REINHART: Because it is a remarkably risk-averse entity concerned about the reaction to a marked change in its policy. If the Fed—

MALLABY: What’s the worst that could happen? Are you—we talking about the market reaction or are we talking about political reaction first of all?

REINHART: Oh, I don’t think it’s political reaction.

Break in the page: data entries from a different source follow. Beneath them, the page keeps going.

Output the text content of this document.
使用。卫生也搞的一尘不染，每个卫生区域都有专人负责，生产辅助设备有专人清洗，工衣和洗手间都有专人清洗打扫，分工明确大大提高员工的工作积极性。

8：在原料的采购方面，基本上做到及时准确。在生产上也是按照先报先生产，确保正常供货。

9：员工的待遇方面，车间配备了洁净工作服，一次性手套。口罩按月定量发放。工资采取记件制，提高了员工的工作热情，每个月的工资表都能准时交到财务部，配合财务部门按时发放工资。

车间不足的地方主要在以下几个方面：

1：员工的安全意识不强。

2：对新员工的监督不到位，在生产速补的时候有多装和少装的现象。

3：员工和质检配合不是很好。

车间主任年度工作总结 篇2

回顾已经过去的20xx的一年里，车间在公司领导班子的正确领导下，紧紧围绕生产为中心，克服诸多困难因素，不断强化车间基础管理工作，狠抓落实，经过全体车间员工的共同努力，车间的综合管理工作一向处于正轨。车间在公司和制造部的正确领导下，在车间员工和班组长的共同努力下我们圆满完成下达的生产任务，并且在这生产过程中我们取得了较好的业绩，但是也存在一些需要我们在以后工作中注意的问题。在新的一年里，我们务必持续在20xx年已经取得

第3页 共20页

MALLABY: OK, so it’s the market—


REINHART: I think it’s the market reaction, that we saw the 10-year flirting with 3 percent as a risk even for emerging market economies. Think back to the taper tantrum—this is an institution scarred by that, that if there is a deep irony that before the taper tantrum they were frank in criticizing the 2004 to 2006 policy realignment as too gradual and too telegraphed. It not just made the yield curve steeper than it would be otherwise, strengthening the carry trade and adjustable rate mortgage finance. It also made them safe because it was so clear what the Fed was going to do.

MALLABY: Right, right.

REINHART: After the taper tantrum, what are they doing? They are more gradual, they’re more contractual even as they continue to say all decisions are data-dependent and made meeting by meeting.

MALLABY: So you’re suggesting that the Fed is colored by the effect of its policy on emerging markets.

REINHART: Markets—financial markets generally.